By Sethuraman N R
MUMBAI (Reuters) - The Indian rupee fell against the dollar to its lowest level in nearly two months on Thursday, tracking a slump in the Chinese yuan, while hopes of an imminent U.S. debt ceiling deal pushed up treasury yields and the greenback.
The rupee closed down 0.26% at 82.60 against the U.S. dollar, compared to its previous close of 82.38. It touched 82.65 earlier in the day, the lowest since March 21. The rupee lost 0.27% on the day, its worst single-day fall since May 9.
The offshore yuan depreciated further on Thursday to 7.0408 against the dollar as weak economic data released earlier this week continued to weigh.
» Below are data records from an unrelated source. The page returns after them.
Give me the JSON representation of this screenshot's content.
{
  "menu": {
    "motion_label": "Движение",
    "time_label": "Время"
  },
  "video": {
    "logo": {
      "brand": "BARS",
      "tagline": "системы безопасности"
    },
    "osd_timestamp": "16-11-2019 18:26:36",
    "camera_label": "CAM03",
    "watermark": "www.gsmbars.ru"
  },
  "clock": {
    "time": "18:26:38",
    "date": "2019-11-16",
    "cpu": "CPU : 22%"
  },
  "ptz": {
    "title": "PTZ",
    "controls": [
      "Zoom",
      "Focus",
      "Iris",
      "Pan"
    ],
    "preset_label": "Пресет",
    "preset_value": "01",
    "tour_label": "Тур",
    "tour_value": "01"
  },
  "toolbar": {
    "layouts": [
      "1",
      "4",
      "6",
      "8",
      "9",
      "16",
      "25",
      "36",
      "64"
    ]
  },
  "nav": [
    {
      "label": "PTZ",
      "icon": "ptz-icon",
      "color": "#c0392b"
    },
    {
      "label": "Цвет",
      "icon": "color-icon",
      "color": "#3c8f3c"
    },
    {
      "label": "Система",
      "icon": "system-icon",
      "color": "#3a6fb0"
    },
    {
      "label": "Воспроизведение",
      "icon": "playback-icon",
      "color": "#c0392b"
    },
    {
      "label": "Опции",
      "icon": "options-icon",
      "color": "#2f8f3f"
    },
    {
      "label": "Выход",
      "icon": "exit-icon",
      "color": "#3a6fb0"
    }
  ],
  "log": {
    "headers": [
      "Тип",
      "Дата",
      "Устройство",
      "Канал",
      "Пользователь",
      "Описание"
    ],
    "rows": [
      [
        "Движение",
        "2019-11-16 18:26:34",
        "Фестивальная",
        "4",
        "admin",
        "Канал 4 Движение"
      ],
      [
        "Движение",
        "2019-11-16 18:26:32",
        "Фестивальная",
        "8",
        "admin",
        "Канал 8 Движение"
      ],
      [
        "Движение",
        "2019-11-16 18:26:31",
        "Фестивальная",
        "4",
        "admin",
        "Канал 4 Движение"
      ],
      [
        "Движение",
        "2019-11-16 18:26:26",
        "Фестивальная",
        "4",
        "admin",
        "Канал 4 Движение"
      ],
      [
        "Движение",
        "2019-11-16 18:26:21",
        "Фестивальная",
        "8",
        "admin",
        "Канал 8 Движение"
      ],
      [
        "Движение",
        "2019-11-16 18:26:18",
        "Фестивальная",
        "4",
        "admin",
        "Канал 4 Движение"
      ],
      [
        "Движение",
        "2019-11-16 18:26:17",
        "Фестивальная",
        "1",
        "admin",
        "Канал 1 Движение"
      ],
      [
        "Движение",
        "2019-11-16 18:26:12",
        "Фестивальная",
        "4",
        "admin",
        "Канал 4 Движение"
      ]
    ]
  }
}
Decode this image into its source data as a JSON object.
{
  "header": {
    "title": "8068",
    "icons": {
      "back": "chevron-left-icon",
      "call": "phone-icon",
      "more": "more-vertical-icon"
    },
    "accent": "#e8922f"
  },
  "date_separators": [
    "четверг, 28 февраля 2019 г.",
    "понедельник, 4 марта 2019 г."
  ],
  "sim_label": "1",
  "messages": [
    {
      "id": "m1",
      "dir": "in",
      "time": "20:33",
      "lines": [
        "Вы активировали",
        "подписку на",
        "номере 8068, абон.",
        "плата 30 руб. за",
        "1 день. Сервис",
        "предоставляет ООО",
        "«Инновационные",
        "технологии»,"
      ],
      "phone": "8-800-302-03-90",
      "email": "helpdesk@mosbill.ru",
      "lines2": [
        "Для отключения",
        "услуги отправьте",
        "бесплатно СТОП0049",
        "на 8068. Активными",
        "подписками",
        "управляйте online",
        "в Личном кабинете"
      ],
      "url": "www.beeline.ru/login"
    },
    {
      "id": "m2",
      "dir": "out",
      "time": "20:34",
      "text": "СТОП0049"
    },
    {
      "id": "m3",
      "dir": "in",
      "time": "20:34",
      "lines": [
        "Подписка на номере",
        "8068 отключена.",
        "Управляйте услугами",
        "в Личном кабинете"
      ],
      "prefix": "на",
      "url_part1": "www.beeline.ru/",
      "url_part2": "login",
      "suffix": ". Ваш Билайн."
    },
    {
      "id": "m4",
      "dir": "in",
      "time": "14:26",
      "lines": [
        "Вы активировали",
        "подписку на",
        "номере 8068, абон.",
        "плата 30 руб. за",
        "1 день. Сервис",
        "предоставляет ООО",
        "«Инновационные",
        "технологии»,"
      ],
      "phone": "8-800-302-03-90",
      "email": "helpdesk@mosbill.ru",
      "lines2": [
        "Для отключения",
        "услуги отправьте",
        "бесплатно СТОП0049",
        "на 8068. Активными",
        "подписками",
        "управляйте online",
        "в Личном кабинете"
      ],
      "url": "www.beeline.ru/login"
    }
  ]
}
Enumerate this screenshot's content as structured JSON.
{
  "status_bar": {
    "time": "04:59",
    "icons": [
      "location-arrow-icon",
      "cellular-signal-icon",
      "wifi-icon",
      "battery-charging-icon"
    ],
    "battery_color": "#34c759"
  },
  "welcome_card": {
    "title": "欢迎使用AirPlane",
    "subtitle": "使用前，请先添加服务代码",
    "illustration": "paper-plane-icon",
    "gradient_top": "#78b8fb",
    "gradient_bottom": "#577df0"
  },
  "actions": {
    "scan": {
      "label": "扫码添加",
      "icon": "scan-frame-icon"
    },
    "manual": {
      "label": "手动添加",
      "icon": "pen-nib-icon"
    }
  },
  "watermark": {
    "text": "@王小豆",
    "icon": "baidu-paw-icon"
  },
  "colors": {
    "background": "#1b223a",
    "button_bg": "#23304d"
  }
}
"The dollar index is looking positive amid progress on the debt ceiling talks," said Jigar Trivedi, senior analyst at Reliance Securities.
"USD/INR looks to appreciate further ... expect the pair to reach 82.70 in the coming sessions," Trivedi added.
The rupee has traded in the range of 82.1575-82.65 so far this week and is on track for a second straight week of losses.
The Reserve Bank of India likely sold dollars via public sector banks after the rupee weakened past 82.50, three traders told Reuters.
Meanwhile, U.S. Treasury yields rose overnight and the dollar index jumped to a more than seven-week high in the wake of positive signs on the debt ceiling negotiations and upbeat housing data.
The dollar index has risen roughly 2% since the middle of April to around 103.
Markets are keenly awaiting the weekly initial U.S. jobless claims report, which could likely stop the dollar's momentum, ING analysts wrote in a note.
On the other hand, USD/INR near forward premiums plunged, tracking a fall in overnight cash swap rate, while 2-month and 3-month premiums fell to the lowest since Aug 2011.